Brickell, Miami
Zu den bereits vorhandenen Wolkenkratzern in der Magic City werden in den nächsten Jahren voraussichtlich einige weitere, noch höhere hinzukommen. (Foto © Venu/Adobe Stock)
Laut einem Bericht des Orlando Sentinel wird der 70 Stockwerke umfassende neue Luxuswohnturm, der von der türkischen Okan Group in Downtown Miami errichtet wird, 294 Hotelzimmer, 236 über das Hotel vermietbare Apartments sowie reine 163 Wohnungen umfassen. Bei letzteren, den sogenannten "sky residences" im 51. bis 68. Stock mit Größen von rund 65 bis 193 Quadratmetern, liegt der Einstiegspreis bei 1,25 Millionen Dollar. Die Hotelwohnungen befinden sich im 36. bis 50. Stock, umfassen 42 bis 98 Quadratmeter und kosten ab 750.000 Dollar.
Die Eröffnung des Wohnturms, dessen Tulpenform die Nationalblume der Türkei huldigt, ist für das zweite Quartal 2027 vorgesehen.
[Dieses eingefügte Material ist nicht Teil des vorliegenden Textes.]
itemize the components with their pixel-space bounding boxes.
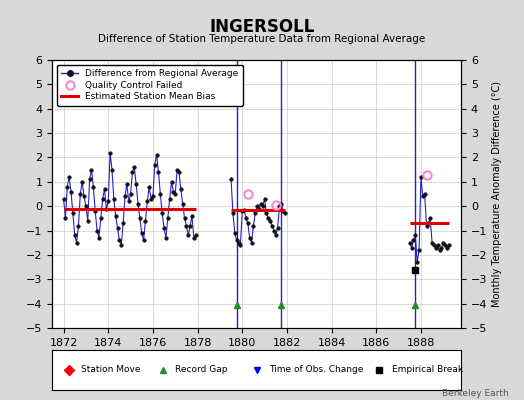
Legend: Difference from Regional Average, Quality Control Failed, Estimated Station Mean: Difference from Regional Average, Qualit… (57, 64, 243, 106)
Text: Station Move: Station Move (81, 366, 140, 374)
Text: Record Gap: Record Gap (175, 366, 227, 374)
Text: Berkeley Earth: Berkeley Earth (442, 389, 508, 398)
Y-axis label: Monthly Temperature Anomaly Difference (°C): Monthly Temperature Anomaly Difference (… (492, 81, 501, 307)
Text: Empirical Break: Empirical Break (391, 366, 463, 374)
Text: INGERSOLL: INGERSOLL (209, 18, 315, 36)
Text: Time of Obs. Change: Time of Obs. Change (269, 366, 364, 374)
Text: Difference of Station Temperature Data from Regional Average: Difference of Station Temperature Data f… (99, 34, 425, 44)
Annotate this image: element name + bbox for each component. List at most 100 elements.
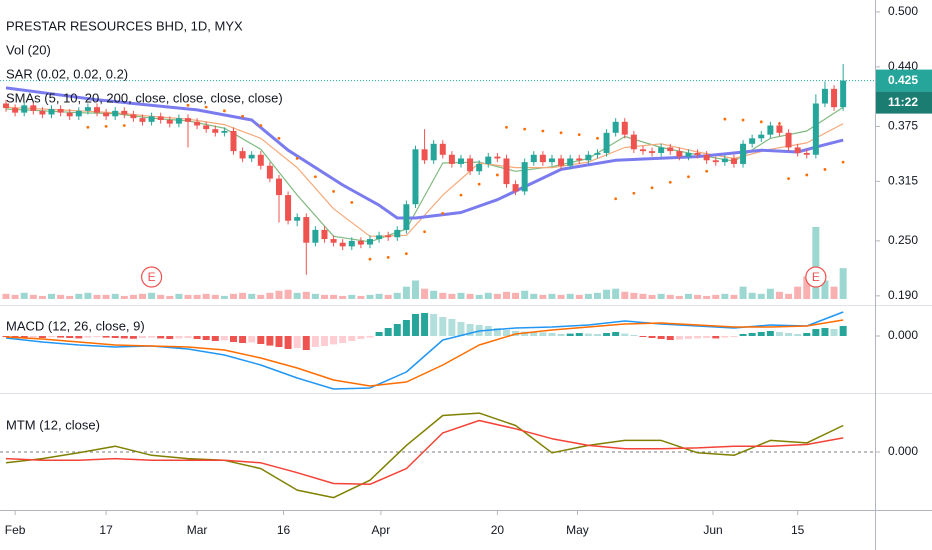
macd-histogram-bar (639, 336, 647, 337)
volume-bar (266, 292, 274, 299)
sma-line (5, 86, 844, 220)
candle-body (394, 229, 401, 238)
macd-histogram-bar (566, 333, 574, 336)
candle-body (730, 158, 737, 164)
volume-bar (129, 294, 137, 299)
candle-body (430, 143, 437, 161)
volume-bar (366, 294, 374, 299)
candle-body (57, 108, 64, 113)
candle-body (166, 119, 173, 124)
volume-bar (712, 294, 720, 299)
sar-dot (505, 125, 508, 129)
macd-histogram-bar (439, 317, 447, 336)
volume-bar (357, 295, 365, 299)
candle-body (794, 147, 801, 153)
candle-body (639, 149, 646, 152)
macd-histogram-bar (775, 332, 783, 336)
volume-bar (93, 294, 101, 299)
macd-histogram-bar (448, 319, 456, 336)
y-tick-label: 0.000 (888, 328, 918, 342)
volume-bar (603, 289, 611, 299)
macd-histogram-bar (275, 336, 283, 347)
mtm-title: MTM (12, close) (6, 417, 100, 432)
volume-bar (830, 286, 838, 299)
macd-histogram-bar (193, 336, 201, 339)
volume-bar (657, 293, 665, 299)
macd-histogram-bar (293, 336, 301, 348)
candle-body (30, 105, 37, 111)
macd-histogram-bar (703, 336, 711, 338)
candle-body (385, 235, 392, 238)
candle-body (676, 151, 683, 157)
sar-dot (559, 131, 563, 135)
sar-dot (332, 190, 335, 193)
macd-histogram-bar (57, 336, 65, 338)
macd-title: MACD (12, 26, close, 9) (6, 318, 145, 333)
volume-bar (275, 290, 283, 299)
sar-dot (368, 257, 372, 261)
volume-bar (794, 286, 802, 299)
candle-body (558, 158, 565, 166)
candle-body (103, 112, 110, 117)
candle-body (330, 239, 337, 243)
x-tick-label: Jun (703, 523, 722, 537)
candle-body (548, 158, 555, 163)
candle-body (130, 114, 137, 119)
macd-histogram-bar (311, 336, 319, 347)
candle-body (621, 121, 628, 135)
candle-body (275, 178, 282, 196)
sar-dot (687, 175, 690, 179)
macd-histogram-bar (284, 336, 292, 349)
volume-bar (166, 295, 174, 299)
sar-dot (204, 105, 208, 109)
sar-dot (350, 201, 354, 204)
sar-dot (823, 168, 827, 171)
volume-bar (548, 293, 556, 299)
candle-body (831, 88, 838, 108)
volume-bar (2, 293, 10, 299)
sar-dot (632, 191, 636, 195)
candle-body (785, 132, 792, 148)
macd-histogram-bar (684, 336, 692, 339)
x-tick-label: Feb (5, 523, 26, 537)
macd-histogram-bar (411, 314, 419, 336)
x-tick-label: 20 (491, 523, 505, 537)
volume-bar (38, 295, 46, 299)
candle-body (594, 152, 601, 155)
macd-histogram-bar (539, 332, 547, 336)
macd-histogram-bar (466, 324, 474, 336)
indicator-label: Vol (20) (6, 42, 51, 57)
macd-histogram-bar (375, 332, 383, 336)
candle-body (476, 163, 483, 172)
candle-body (12, 108, 19, 113)
sar-dot (787, 177, 790, 181)
macd-line (5, 319, 844, 387)
candle-body (294, 217, 301, 221)
sar-dot (313, 175, 317, 179)
volume-bar (430, 290, 438, 299)
candle-body (840, 80, 847, 108)
macd-histogram-bar (348, 336, 356, 341)
macd-histogram-bar (2, 336, 10, 337)
y-tick-label: 0.375 (888, 119, 918, 133)
macd-histogram-bar (502, 330, 510, 336)
volume-bar (421, 288, 429, 299)
volume-bar (120, 295, 128, 299)
candle-body (21, 105, 28, 113)
sar-dot (295, 157, 299, 160)
sar-dot (841, 160, 845, 164)
macd-histogram-bar (111, 336, 119, 338)
volume-bar (202, 293, 210, 299)
volume-bar (138, 293, 146, 299)
volume-bar (348, 294, 356, 299)
macd-histogram-bar (521, 331, 529, 336)
candle-body (285, 195, 292, 221)
x-tick-label: 16 (277, 523, 291, 537)
macd-histogram-bar (211, 336, 219, 341)
volume-bar (330, 294, 338, 299)
candle-body (703, 154, 710, 161)
volume-bar (66, 295, 74, 299)
macd-histogram-bar (785, 333, 793, 336)
candle-body (630, 134, 637, 150)
macd-histogram-bar (257, 336, 265, 344)
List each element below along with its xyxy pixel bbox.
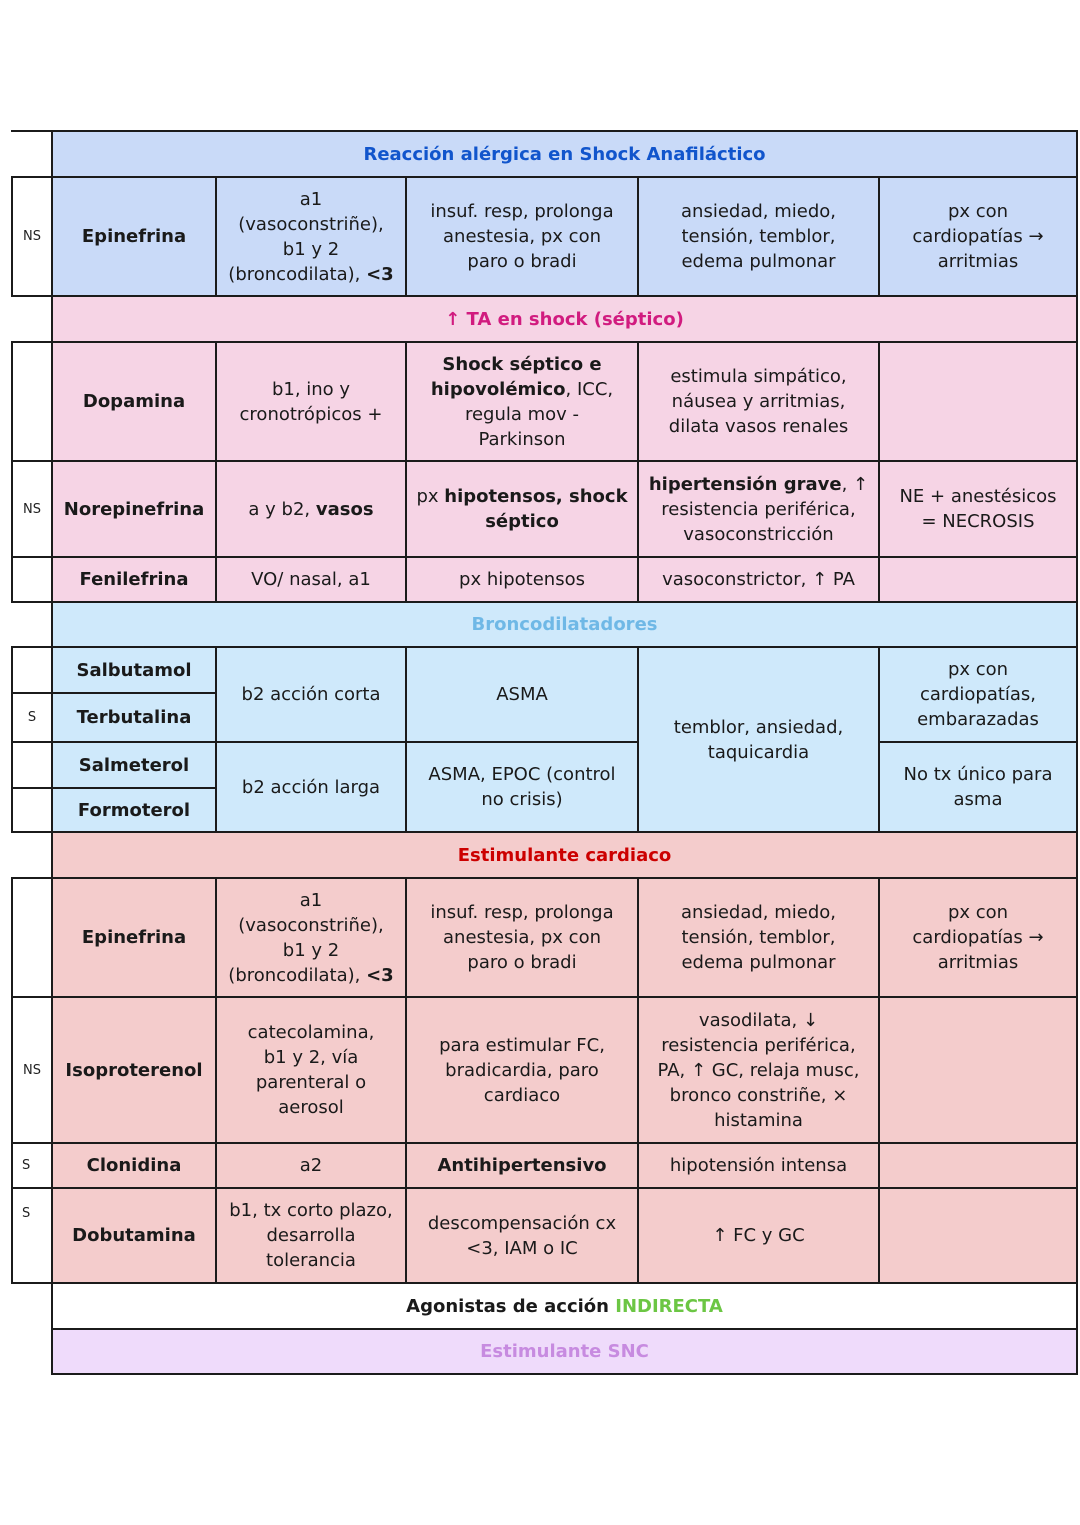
- drug-name-salmeterol: Salmeterol: [51, 741, 217, 789]
- receptor-cell: b2 acción larga: [215, 741, 407, 833]
- use-cell: ASMA: [405, 646, 639, 743]
- text: (vasoconstriñe),: [238, 213, 384, 235]
- text: , ↑ resistencia periférica, vasoconstric…: [661, 473, 869, 545]
- contra-cell: [878, 341, 1078, 462]
- drug-name-fenilefrina: Fenilefrina: [51, 556, 217, 603]
- section-header-cardiaco: Estimulante cardiaco: [51, 831, 1078, 879]
- drug-name-epinefrina: Epinefrina: [51, 176, 217, 297]
- text: <3: [366, 263, 394, 285]
- drug-name-dobutamina: Dobutamina: [51, 1187, 217, 1284]
- receptor-cell: catecolamina, b1 y 2, vía parenteral o a…: [215, 996, 407, 1144]
- text: px: [416, 486, 445, 507]
- contra-cell: [878, 1142, 1078, 1189]
- use-cell: Antihipertensivo: [405, 1142, 639, 1189]
- contra-cell: [878, 556, 1078, 603]
- use-cell: ASMA, EPOC (control no crisis): [405, 741, 639, 833]
- text: (broncodilata),: [228, 263, 367, 285]
- drug-name-epinefrina: Epinefrina: [51, 877, 217, 998]
- effects-cell: ↑ FC y GC: [637, 1187, 880, 1284]
- drug-name-terbutalina: Terbutalina: [51, 692, 217, 743]
- text: <3: [366, 964, 394, 986]
- drug-name-isoproterenol: Isoproterenol: [51, 996, 217, 1144]
- receptor-cell: b1, tx corto plazo, desarrolla toleranci…: [215, 1187, 407, 1284]
- row-label: S: [11, 1142, 53, 1189]
- row-label: [11, 877, 53, 998]
- effects-cell: ansiedad, miedo, tensión, temblor, edema…: [637, 877, 880, 998]
- receptor-cell: VO/ nasal, a1: [215, 556, 407, 603]
- effects-cell: hipertensión grave, ↑ resistencia perifé…: [637, 460, 880, 558]
- receptor-cell: a2: [215, 1142, 407, 1189]
- effects-cell: vasodilata, ↓ resistencia periférica, PA…: [637, 996, 880, 1144]
- section-header-broncodilatadores: Broncodilatadores: [51, 601, 1078, 648]
- effects-cell: ansiedad, miedo, tensión, temblor, edema…: [637, 176, 880, 297]
- section-header-anafilactico: Reacción alérgica en Shock Anafiláctico: [51, 130, 1078, 178]
- row-label: [11, 741, 53, 789]
- receptor-cell: b2 acción corta: [215, 646, 407, 743]
- contra-cell: [878, 1187, 1078, 1284]
- text: b1 y 2: [282, 238, 340, 260]
- drug-name-norepinefrina: Norepinefrina: [51, 460, 217, 558]
- effects-cell: estimula simpático, náusea y arritmias, …: [637, 341, 880, 462]
- drug-name-salbutamol: Salbutamol: [51, 646, 217, 694]
- text: a1: [299, 889, 323, 911]
- use-cell: Shock séptico e hipovolémico, ICC, regul…: [405, 341, 639, 462]
- effects-cell: temblor, ansiedad, taquicardia: [637, 646, 880, 833]
- effects-cell: vasoconstrictor, ↑ PA: [637, 556, 880, 603]
- receptor-cell: a y b2, vasos: [215, 460, 407, 558]
- text: b1 y 2: [282, 939, 340, 961]
- drug-name-clonidina: Clonidina: [51, 1142, 217, 1189]
- row-label: NS: [11, 176, 53, 297]
- text: Shock séptico e hipovolémico: [430, 353, 602, 400]
- effects-cell: hipotensión intensa: [637, 1142, 880, 1189]
- text: (vasoconstriñe),: [238, 914, 384, 936]
- use-cell: para estimular FC, bradicardia, paro car…: [405, 996, 639, 1144]
- row-label: NS: [11, 996, 53, 1144]
- row-label: NS: [11, 460, 53, 558]
- contra-cell: px con cardiopatías, embarazadas: [878, 646, 1078, 743]
- use-cell: px hipotensos, shock séptico: [405, 460, 639, 558]
- text: a y b2,: [248, 498, 316, 520]
- contra-cell: NE + anestésicos = NECROSIS: [878, 460, 1078, 558]
- contra-cell: px con cardiopatías → arritmias: [878, 877, 1078, 998]
- use-cell: descompensación cx <3, IAM o IC: [405, 1187, 639, 1284]
- section-header-indirecta: Agonistas de acción INDIRECTA: [51, 1282, 1078, 1330]
- drug-name-dopamina: Dopamina: [51, 341, 217, 462]
- receptor-cell: b1, ino y cronotrópicos +: [215, 341, 407, 462]
- text: , ICC, regula mov - Parkinson: [464, 378, 614, 450]
- receptor-cell: a1 (vasoconstriñe), b1 y 2 (broncodilata), …: [215, 877, 407, 998]
- text: hipotensos, shock séptico: [444, 486, 628, 532]
- row-label: [11, 787, 53, 833]
- drug-name-formoterol: Formoterol: [51, 787, 217, 833]
- row-label: [11, 341, 53, 462]
- text: a1: [299, 188, 323, 210]
- section-header-snc: Estimulante SNC: [51, 1328, 1078, 1375]
- contra-cell: No tx único para asma: [878, 741, 1078, 833]
- use-cell: insuf. resp, prolonga anestesia, px con …: [405, 877, 639, 998]
- text: hipertensión grave: [648, 473, 842, 495]
- contra-cell: [878, 996, 1078, 1144]
- top-rule: [11, 130, 53, 132]
- highlight-text: INDIRECTA: [615, 1295, 723, 1317]
- contra-cell: px con cardiopatías → arritmias: [878, 176, 1078, 297]
- text: (broncodilata),: [228, 964, 367, 986]
- section-header-ta-shock: ↑ TA en shock (séptico): [51, 295, 1078, 343]
- text: vasos: [315, 498, 374, 520]
- row-label: S: [11, 1187, 53, 1284]
- use-cell: px hipotensos: [405, 556, 639, 603]
- row-label: S: [11, 692, 53, 743]
- row-label: [11, 556, 53, 603]
- text: Agonistas de acción: [406, 1295, 616, 1317]
- use-cell: insuf. resp, prolonga anestesia, px con …: [405, 176, 639, 297]
- row-label: [11, 646, 53, 694]
- receptor-cell: a1 (vasoconstriñe), b1 y 2 (broncodilata), …: [215, 176, 407, 297]
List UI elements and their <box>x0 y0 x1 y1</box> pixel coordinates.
Neben dem laut dem Bauherrn größten Dach-Swimmingpool des Landes wird er unter anderem mit einem Fitnesscenter und Yogastudio, einem Spa- und Wellnessbereich samt Sauna und Dampfkabine, einem Weinkeller, einem Spielzimmer für Kinder, einem Theaterraum sowie voll ausgestatteten Businessräumen aufwarten.
Noch höher hinaus wollen die Erbauer des Waldorf Astoria Hotel & Residences Miami, das rund 320 Meter messen und nach Angaben des Nachrichtenmagazins Newsweek voraussichtlich 2028 fertiggestellt wird. Es wird dann das höchste Wohngebäude an der US-Ostküste außerhalb von New York sein.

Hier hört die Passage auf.